SSLConnectionSocketFactory Implementation

@Override
public Socket connectSocket(final int connectTimeout, final Socket socket,
                         final HttpHost host, final InetSocketAddress remoteAddress,
                         final InetSocketAddress localAddress, final HttpContext context) throws IOException {
    Args.notNull(host, "HTTP host");
    Args.notNull(remoteAddress, "Remote address");
    final Socket sock = socket != null ? socket : createSocket(context);
    if (localAddress != null) {
        sock.bind(localAddress);
    }
    // Set timeout, connect, then if SSL:
    if (sock instanceof SSLSocket) {
        final SSLSocket sslsock = (SSLSocket) sock;
        sslsock.startHandshake();
        verifyHostname(sslsock, host.getHostName());
        return sock;
    } else {
        return createLayeredSocket(sock, host.getHostName(), remoteAddress.getPort(), context);
    }
}

@Override
public Socket createLayeredSocket(final Socket socket, final String target,
                                 final int port, final HttpContext context) throws IOException {
    final SSLSocket sslsock = (SSLSocket) this.socketfactory.createSocket(
            socket, target, port, true);
    // Apply protocols and cipher suites if configured
    if (supportedProtocols != null) {
        sslsock.setEnabledProtocols(supportedProtocols);
    } else {
        // Remove SSLv2/SSLv3
        final String[] allProtocols = sslsock.getEnabledProtocols();
        final List<String> enabled = new ArrayList<>(allProtocols.length);
        for (final String p : allProtocols) {
            if (!p.startsWith("SSL")) {
                enabled.add(p);
            }
        }
        if (!enabled.isEmpty()) {
            sslsock.setEnabledProtocols(enabled.toArray(new String[enabled.size()]));
        }
    }
    if (supportedCipherSuites != null) {
        sslsock.setEnabledCipherSuites(supportedCipherSuites);
    }
    sslsock.startHandshake();
    verifyHostname(sslsock, target);
    return sslsock;
}

This class creates a normal socket, upgrades it to an SSLSocket, applies the configured protocols and cipher suites, performs the TLS handshake, and finally verifies the server certificate against the requested hostname.

Summary

HTTPS is the secure version of HTTP, adding encryption at the transport layer with some CPU overhead.
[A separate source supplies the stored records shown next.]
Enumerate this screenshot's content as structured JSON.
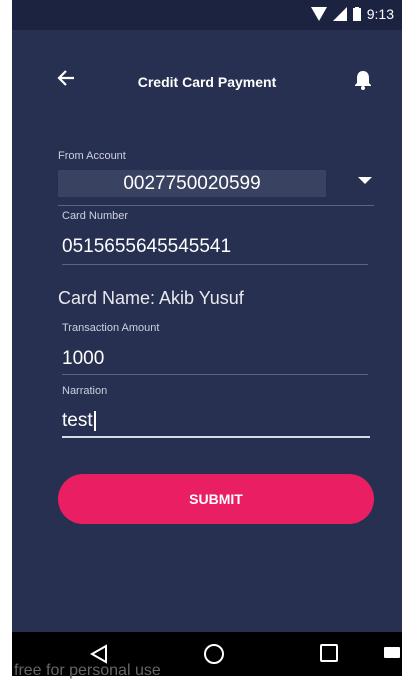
{
  "status_bar": {
    "time": "9:13"
  },
  "header": {
    "title": "Credit Card Payment"
  },
  "form": {
    "from_account_label": "From Account",
    "from_account_value": "0027750020599",
    "card_number_label": "Card Number",
    "card_number_value": "0515655645545541",
    "card_name_text": "Card Name: Akib Yusuf",
    "amount_label": "Transaction Amount",
    "amount_value": "1000",
    "narration_label": "Narration",
    "narration_value": "test"
  },
  "actions": {
    "submit_label": "SUBMIT"
  },
  "watermark": {
    "text": "free for personal use"
  },
  "colors": {
    "background": "#283052",
    "accent": "#e91e63",
    "statusbar": "#1c2340"
  }
}
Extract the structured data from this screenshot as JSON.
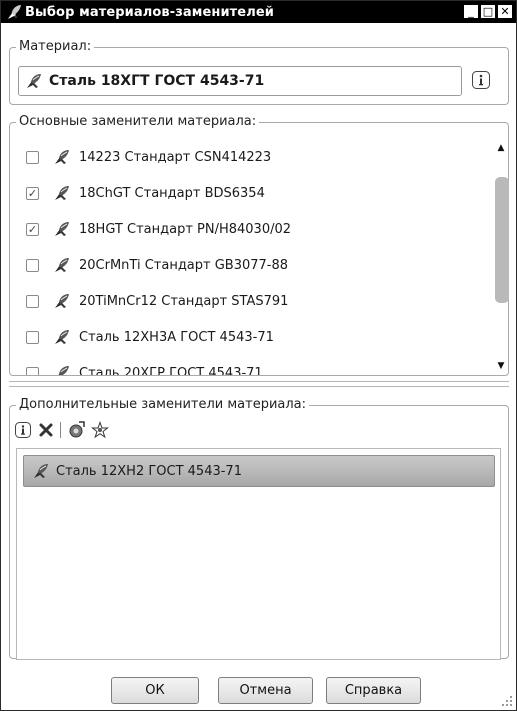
{
  "window": {
    "title": "Выбор материалов-заменителей",
    "minimize": "_",
    "maximize": "□",
    "close": "✕"
  },
  "material_group": {
    "legend": "Материал:",
    "value": "Сталь 18ХГТ ГОСТ 4543-71"
  },
  "main_group": {
    "legend": "Основные заменители материала:",
    "items": [
      {
        "label": "14223 Стандарт CSN414223",
        "checked": false
      },
      {
        "label": "18ChGT Стандарт BDS6354",
        "checked": true
      },
      {
        "label": "18HGT Стандарт PN/H84030/02",
        "checked": true
      },
      {
        "label": "20CrMnTi Стандарт GB3077-88",
        "checked": false
      },
      {
        "label": "20TiMnCr12 Стандарт STAS791",
        "checked": false
      },
      {
        "label": "Сталь 12ХН3А ГОСТ 4543-71",
        "checked": false
      },
      {
        "label": "Сталь 20ХГР ГОСТ 4543-71",
        "checked": false
      }
    ]
  },
  "extra_group": {
    "legend": "Дополнительные заменители материала:",
    "items": [
      {
        "label": "Сталь 12ХН2 ГОСТ 4543-71",
        "selected": true
      }
    ]
  },
  "buttons": {
    "ok": "ОК",
    "cancel": "Отмена",
    "help": "Справка"
  }
}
The handshake uses asymmetric encryption to exchange a symmetric key, after which data is encrypted symmetrically.

Applications may still apply additional encryption or signing on top of HTTPS.

Apache HttpClient registers separate socket factories for http and https during the build process.

HTTPS connections are created by first establishing a plain socket, then performing a TLS handshake and hostname verification.

The actual cryptographic operations are performed by the JDK’s SSL implementation, not by HttpClient itself.